What is really at issue here is the need for the county to understand the importance of the following:

  • Farmers need access to certain kinds of things (tractor repair, veterinarians, cold storage, on-farm slaughter, seed, feed and hay distributors) and these businesses are appropriate activities for rural areas under the Growth Management Act. Our county currently makes it difficult to operate these types of activities in rural areas so they have to be located in much more expensive commercial or industrial zones.  The comprehensive plan and county zoning must support these kinds of activities. 
  • Agricultural buildings are essential for farming operations – and while they need to be built appropriately so they don’t fall down and kill a cow they don’t need sprinkler systems, expensive permits or unreasonable setbacks.  The county planners need to work with local farmers on this.
  • Certain kinds of activities represent legitimate rural businesses and support the family farm like on-farm educational events and other agritourism activities; secondary businesses associated with the farm like farm stores, machinery repair, farm stands, or value-added food production; farm-based restaurants using home grown and locally sourced foods; bed and breakfasts; on-farm processing, packaging and storage of farm grown products.
  • Livestock stocking densities should not be “one-size-fits-all” for rural areas.  Help in determining stocking densities and husbandry practices should be the job of agencies like WSU Kitsap Extension Small Farms Program or Kitsap Conservation District – not the county planning department.
  • Farming as an activity needs to be protected and encouraged – so Right to Farm for Kitsap County is important.  Farming best practices include operation at odd hours, use of devices to deter predators (like bird cannons in orchards), agricultural burning and may result in odors, animal noises, and cattle breeding in the field next to where your children play.  Farmers attempt to mitigate the impact of these things with careful planning, attention to weather patterns and good husbandry practices but they need to be protected from the costs of spending time, effort and money hiring an attorney to justify these activities as appropriate, usual or customary!
  • Dairying, cheese making, value-added food production, poultry slaughter and other farm activities may generate waste water.  The state DOE and WSDA adequately regulates these activities at the present time so county planning and health departments shouldn’t impose additional, burdensome regulation. 
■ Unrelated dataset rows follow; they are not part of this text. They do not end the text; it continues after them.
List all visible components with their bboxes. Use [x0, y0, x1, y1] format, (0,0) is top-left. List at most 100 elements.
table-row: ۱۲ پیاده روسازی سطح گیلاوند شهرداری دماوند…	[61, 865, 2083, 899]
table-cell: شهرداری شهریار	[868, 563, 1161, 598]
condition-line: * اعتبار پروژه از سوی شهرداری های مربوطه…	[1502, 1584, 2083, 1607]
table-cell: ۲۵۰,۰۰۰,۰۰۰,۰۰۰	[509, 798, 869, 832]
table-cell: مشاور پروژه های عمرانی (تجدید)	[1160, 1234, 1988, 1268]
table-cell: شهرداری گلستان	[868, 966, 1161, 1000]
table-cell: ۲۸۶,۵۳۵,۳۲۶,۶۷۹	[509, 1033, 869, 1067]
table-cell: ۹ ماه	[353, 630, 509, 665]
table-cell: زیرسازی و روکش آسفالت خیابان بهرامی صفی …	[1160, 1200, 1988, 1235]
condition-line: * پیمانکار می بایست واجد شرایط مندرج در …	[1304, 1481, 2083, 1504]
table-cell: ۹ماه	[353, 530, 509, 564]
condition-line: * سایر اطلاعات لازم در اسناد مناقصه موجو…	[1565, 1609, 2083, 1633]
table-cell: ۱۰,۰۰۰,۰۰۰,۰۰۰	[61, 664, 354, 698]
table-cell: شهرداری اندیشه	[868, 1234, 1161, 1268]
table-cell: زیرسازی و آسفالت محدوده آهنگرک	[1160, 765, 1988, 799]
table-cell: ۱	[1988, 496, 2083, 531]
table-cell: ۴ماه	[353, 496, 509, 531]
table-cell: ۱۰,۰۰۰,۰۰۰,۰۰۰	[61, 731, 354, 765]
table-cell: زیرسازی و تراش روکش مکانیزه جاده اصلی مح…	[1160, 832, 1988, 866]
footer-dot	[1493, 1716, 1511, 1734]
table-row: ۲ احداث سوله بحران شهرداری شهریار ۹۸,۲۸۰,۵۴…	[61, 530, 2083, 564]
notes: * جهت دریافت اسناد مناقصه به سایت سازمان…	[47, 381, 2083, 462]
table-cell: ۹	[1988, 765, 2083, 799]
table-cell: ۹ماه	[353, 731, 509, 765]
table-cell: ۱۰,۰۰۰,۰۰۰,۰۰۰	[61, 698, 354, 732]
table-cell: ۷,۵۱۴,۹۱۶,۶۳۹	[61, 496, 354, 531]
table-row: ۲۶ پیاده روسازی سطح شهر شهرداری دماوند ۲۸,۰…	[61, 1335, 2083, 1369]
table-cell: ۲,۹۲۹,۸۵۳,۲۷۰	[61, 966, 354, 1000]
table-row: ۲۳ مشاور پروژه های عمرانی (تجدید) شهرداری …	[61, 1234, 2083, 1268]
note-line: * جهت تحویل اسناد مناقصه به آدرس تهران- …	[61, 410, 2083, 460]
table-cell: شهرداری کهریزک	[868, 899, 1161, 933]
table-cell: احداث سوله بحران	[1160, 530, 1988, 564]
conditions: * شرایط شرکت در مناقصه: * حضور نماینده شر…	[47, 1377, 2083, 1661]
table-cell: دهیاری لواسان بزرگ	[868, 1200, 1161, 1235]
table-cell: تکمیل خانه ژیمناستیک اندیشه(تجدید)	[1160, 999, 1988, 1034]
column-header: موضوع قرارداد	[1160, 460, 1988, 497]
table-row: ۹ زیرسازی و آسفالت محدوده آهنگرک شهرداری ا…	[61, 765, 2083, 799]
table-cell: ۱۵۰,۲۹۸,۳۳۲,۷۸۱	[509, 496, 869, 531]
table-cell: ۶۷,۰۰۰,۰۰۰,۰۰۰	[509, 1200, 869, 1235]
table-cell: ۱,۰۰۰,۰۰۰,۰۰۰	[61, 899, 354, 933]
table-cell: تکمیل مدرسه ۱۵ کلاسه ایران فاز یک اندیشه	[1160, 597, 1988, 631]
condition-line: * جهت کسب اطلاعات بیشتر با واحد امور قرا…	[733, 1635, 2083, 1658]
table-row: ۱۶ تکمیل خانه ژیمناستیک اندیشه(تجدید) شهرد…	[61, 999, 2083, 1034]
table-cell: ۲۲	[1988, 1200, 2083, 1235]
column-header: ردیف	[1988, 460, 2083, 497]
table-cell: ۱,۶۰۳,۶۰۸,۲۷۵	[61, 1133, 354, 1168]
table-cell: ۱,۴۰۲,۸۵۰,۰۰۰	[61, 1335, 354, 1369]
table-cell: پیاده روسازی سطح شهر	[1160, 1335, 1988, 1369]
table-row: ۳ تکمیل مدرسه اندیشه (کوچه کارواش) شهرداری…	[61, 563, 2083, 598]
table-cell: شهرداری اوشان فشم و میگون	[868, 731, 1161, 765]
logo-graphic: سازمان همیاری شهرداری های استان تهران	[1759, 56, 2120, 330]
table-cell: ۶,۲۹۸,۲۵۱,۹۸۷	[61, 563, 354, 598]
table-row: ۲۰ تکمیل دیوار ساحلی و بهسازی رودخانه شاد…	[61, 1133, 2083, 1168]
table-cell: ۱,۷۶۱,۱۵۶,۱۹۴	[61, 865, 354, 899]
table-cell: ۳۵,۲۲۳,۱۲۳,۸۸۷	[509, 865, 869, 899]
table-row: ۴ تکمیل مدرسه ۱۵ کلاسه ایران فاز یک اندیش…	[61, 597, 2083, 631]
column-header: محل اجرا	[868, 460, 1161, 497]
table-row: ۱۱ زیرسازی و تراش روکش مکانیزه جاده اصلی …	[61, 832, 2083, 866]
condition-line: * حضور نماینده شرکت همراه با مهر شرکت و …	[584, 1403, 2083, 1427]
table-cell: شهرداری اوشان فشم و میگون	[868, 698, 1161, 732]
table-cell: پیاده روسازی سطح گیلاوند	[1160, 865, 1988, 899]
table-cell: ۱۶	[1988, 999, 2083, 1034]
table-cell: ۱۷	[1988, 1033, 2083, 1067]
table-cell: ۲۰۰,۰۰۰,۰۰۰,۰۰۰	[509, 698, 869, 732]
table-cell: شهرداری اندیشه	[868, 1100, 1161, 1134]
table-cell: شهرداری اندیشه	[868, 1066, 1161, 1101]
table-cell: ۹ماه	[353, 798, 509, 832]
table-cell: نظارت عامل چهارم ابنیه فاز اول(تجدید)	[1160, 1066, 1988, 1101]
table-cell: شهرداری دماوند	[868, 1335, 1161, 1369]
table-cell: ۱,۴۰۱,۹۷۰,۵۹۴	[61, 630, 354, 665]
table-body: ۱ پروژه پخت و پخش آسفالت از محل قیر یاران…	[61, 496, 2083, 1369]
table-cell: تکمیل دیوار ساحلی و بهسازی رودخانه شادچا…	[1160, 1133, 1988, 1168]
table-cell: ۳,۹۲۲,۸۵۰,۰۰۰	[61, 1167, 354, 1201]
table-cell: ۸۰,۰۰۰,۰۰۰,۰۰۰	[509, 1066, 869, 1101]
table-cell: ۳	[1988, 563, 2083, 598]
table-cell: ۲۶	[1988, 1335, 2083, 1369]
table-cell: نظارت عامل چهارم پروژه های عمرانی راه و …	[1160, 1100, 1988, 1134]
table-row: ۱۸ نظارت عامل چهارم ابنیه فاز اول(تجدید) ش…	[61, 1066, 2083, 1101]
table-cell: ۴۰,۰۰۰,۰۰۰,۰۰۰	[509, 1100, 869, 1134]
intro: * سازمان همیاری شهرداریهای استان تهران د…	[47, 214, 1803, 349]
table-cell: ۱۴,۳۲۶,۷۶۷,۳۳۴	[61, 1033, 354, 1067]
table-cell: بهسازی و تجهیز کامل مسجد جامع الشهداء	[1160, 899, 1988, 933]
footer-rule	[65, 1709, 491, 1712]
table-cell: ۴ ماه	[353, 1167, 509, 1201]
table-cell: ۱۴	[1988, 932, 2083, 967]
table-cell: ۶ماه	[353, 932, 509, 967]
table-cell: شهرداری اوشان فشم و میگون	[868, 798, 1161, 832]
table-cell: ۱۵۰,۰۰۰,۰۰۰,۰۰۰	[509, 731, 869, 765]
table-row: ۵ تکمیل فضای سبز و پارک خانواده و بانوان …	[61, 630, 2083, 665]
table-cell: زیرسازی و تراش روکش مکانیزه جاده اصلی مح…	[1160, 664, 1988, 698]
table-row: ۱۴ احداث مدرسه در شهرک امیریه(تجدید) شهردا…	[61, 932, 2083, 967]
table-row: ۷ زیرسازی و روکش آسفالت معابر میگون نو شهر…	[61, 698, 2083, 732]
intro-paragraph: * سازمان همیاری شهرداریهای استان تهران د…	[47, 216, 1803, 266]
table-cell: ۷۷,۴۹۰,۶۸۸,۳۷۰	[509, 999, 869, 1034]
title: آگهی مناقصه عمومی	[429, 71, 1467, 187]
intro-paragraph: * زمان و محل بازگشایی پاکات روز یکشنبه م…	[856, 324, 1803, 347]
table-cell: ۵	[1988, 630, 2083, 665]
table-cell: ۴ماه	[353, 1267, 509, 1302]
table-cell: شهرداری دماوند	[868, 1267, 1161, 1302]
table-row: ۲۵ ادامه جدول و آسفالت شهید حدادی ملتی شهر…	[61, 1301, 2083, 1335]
  • Farmland preservation is important.  Even if the land in question is attractively placed for urban growth or commercial development that zoning may not be the “best” use for the land and preservation for agriculture is a reasonable use for this land.  Growth management was designed to concentrate growth in urban areas – do that instead of just expanding the urban areas to facilitate sprawl.
  • Permitting and planning services for farms and agriculture-related businesses should be streamlined “one-stop-shopping” supported by county planners knowledgeable about good agricultural practices and farming activities.
  • For farming and other natural resource activities to be a viable and vital part of economic activity in Kitsap County they should be seen as desirable rather than suspect.  Preserving the rural character of the county does not mean creating or maintaining large vistas, open space or quaint rural features (like split rail fences and old barns) merely for the viewing pleasure of the residents of the nearby large lot development or as a scenic place for urban residents to walk their dogs.  Working landscapes need to work!